Day went on to the village. Caius strolled off through the warm woods and across the hot cliffs to make this visit.

The woman was not in bed. She was dying of consumption. The fever was flickering in her high-boned cheeks when she opened the door of the desolate farmhouse. She wore a brown calico gown; her abundant black hair was not yet streaked with gray. Caius could not see that she looked much older than she had done upon the evening, years ago, when he had first had reason to observe her closely. He remembered what Josephine had told him—that time had stood still with her since that night: it seemed true in more senses than one. A light of satisfaction showed itself in her dark face when, after a moment's inspection, she realized who he was.

"Come in," she said briefly.

Caius went in, and had reason to regret, as well on his own account as on hers, that she shut the door. To be out in the summer would have been longer life for her, and to have the summer shut out made him realize forcibly that he was alone in the desolate house with a woman whose madness gave her a weird seeming which was almost equivalent to ghostliness.

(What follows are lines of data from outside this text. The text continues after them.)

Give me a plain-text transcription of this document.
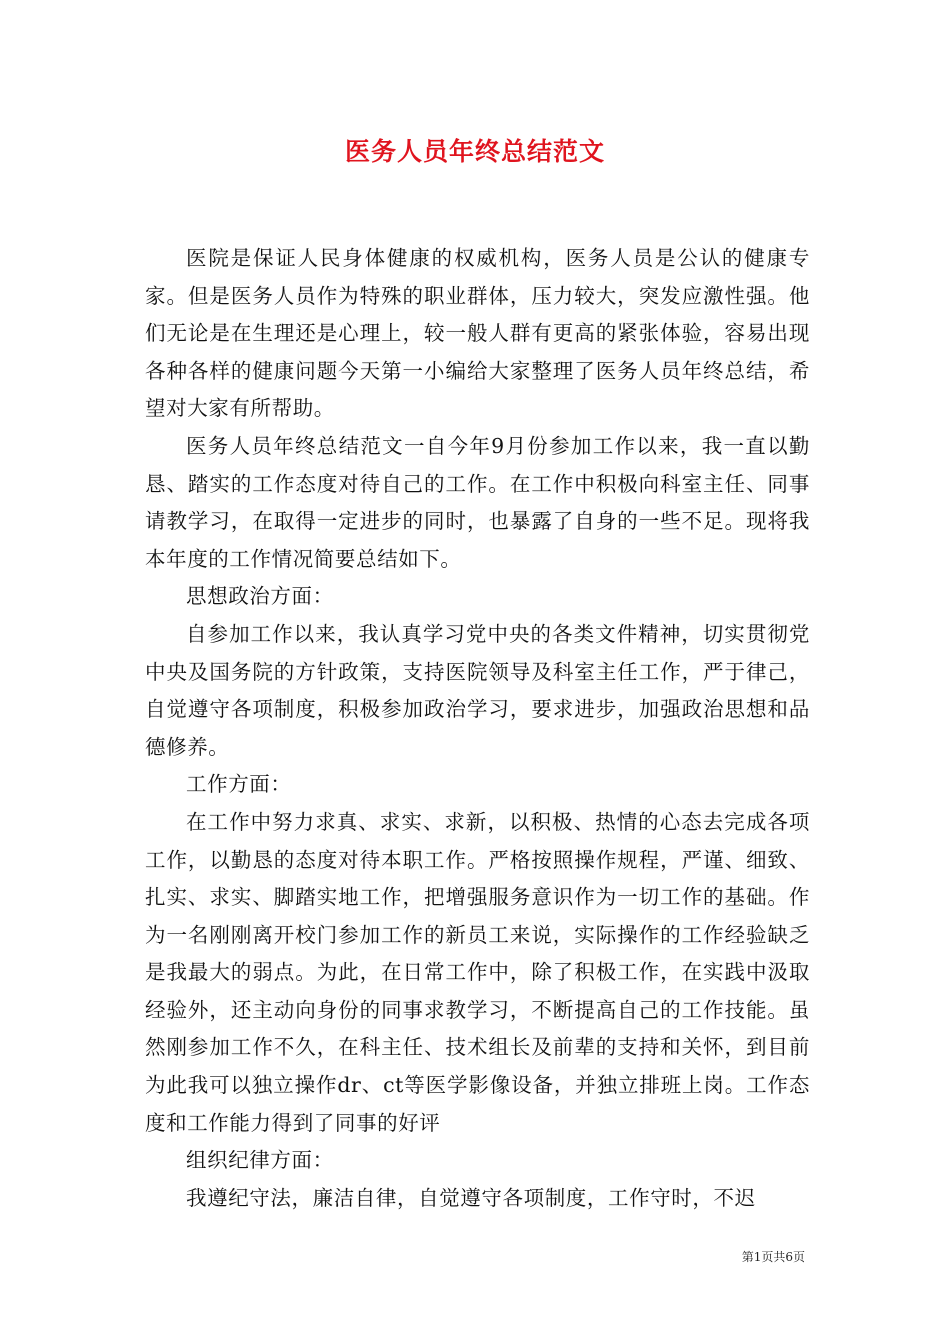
医务人员年终总结范文

医院是保证人民身体健康的权威机构，医务人员是公认的健康专家。但是医务人员作为特殊的职业群体，压力较大，突发应激性强。他们无论是在生理还是心理上，较一般人群有更高的紧张体验，容易出现各种各样的健康问题今天第一小编给大家整理了医务人员年终总结，希望对大家有所帮助。

医务人员年终总结范文一自今年9月份参加工作以来，我一直以勤恳、踏实的工作态度对待自己的工作。在工作中积极向科室主任、同事请教学习，在取得一定进步的同时，也暴露了自身的一些不足。现将我本年度的工作情况简要总结如下。

思想政治方面：

自参加工作以来，我认真学习党中央的各类文件精神，切实贯彻党中央及国务院的方针政策，支持医院领导及科室主任工作，严于律己，自觉遵守各项制度，积极参加政治学习，要求进步，加强政治思想和品德修养。

工作方面：

在工作中努力求真、求实、求新，以积极、热情的心态去完成各项工作，以勤恳的态度对待本职工作。严格按照操作规程，严谨、细致、扎实、求实、脚踏实地工作，把增强服务意识作为一切工作的基础。作为一名刚刚离开校门参加工作的新员工来说，实际操作的工作经验缺乏是我最大的弱点。为此，在日常工作中，除了积极工作，在实践中汲取经验外，还主动向身份的同事求教学习，不断提高自己的工作技能。虽然刚参加工作不久，在科主任、技术组长及前辈的支持和关怀，到目前为此我可以独立操作dr、ct等医学影像设备，并独立排班上岗。工作态度和工作能力得到了同事的好评

组织纪律方面：

我遵纪守法，廉洁自律，自觉遵守各项制度，工作守时，不迟

第1页共6页
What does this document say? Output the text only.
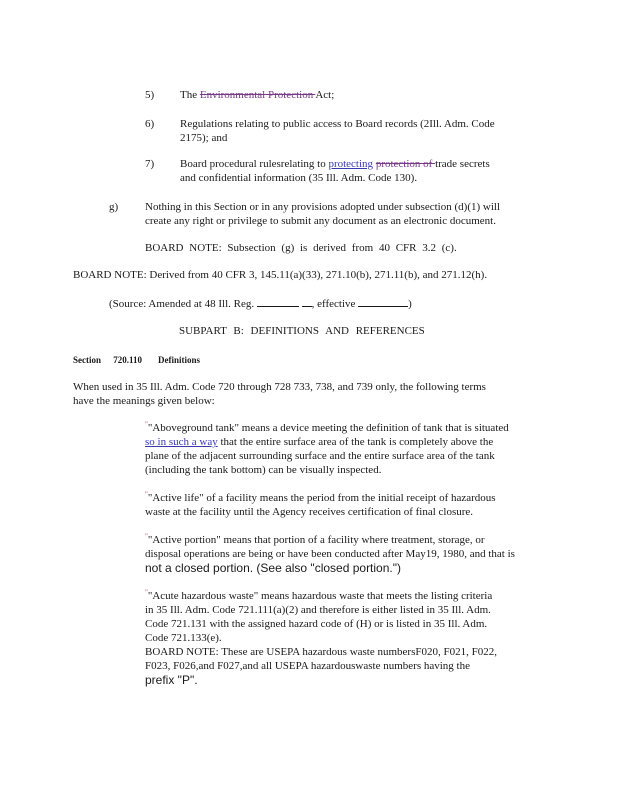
5) The Environmental Protection Act;
6) Regulations relating to public access to Board records (2Ill. Adm. Code
2175); and
7) Board procedural rulesrelating to protecting protection of trade secrets
and confidential information (35 Ill. Adm. Code 130).
g) Nothing in this Section or in any provisions adopted under subsection (d)(1) will
create any right or privilege to submit any document as an electronic document.
BOARD NOTE: Subsection (g) is derived from 40 CFR 3.2 (c).
BOARD NOTE: Derived from 40 CFR 3, 145.11(a)(33), 271.10(b), 271.11(b), and 271.12(h).
(Source: Amended at 48 Ill. Reg.	, effective	)
SUBPART B: DEFINITIONS AND REFERENCES
Section 720.110 Definitions
When used in 35 Ill. Adm. Code 720 through 728 733, 738, and 739 only, the following terms
have the meanings given below:
""Aboveground tank" means a device meeting the definition of tank that is situated
so in such a way that the entire surface area of the tank is completely above the
plane of the adjacent surrounding surface and the entire surface area of the tank
(including the tank bottom) can be visually inspected.
""Active life" of a facility means the period from the initial receipt of hazardous
waste at the facility until the Agency receives certification of final closure.
""Active portion" means that portion of a facility where treatment, storage, or
disposal operations are being or have been conducted after May19, 1980, and that is
not a closed portion. (See also "closed portion.")
""Acute hazardous waste" means hazardous waste that meets the listing criteria
in 35 Ill. Adm. Code 721.111(a)(2) and therefore is either listed in 35 Ill. Adm.
Code 721.131 with the assigned hazard code of (H) or is listed in 35 Ill. Adm.
Code 721.133(e).
BOARD NOTE: These are USEPA hazardous waste numbersF020, F021, F022,
F023, F026,and F027,and all USEPA hazardouswaste numbers having the
prefix "P".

When one enters a house from which the public has long been excluded and which is the abode of a person of deranged mind, it is perhaps natural to expect, although unconsciously, that the interior arrangements should be very strange. Instead of this, the house, gloomy and sparsely furnished as it was, was clean and in order. It lacked everything to make it pleasant—air, sunshine, and any cheerful token of comfort; but it was only in this dreary negation that it failed; there was no positive fault to be found even with the atmosphere of the kitchen and bare lobby through which he was conducted, and he discovered, to his surprise, that he was to be entertained in a small parlour, which had a round polished centre table, on which lay the usual store of such things as are seen in such parlours all the world over—a Bible, a couple of albums, a woollen mat, and an ornament under a glass case.

Caius sat down, holding his hat in his hand, with an odd feeling that he was acting a part in behaving as if the circumstances were at all ordinary.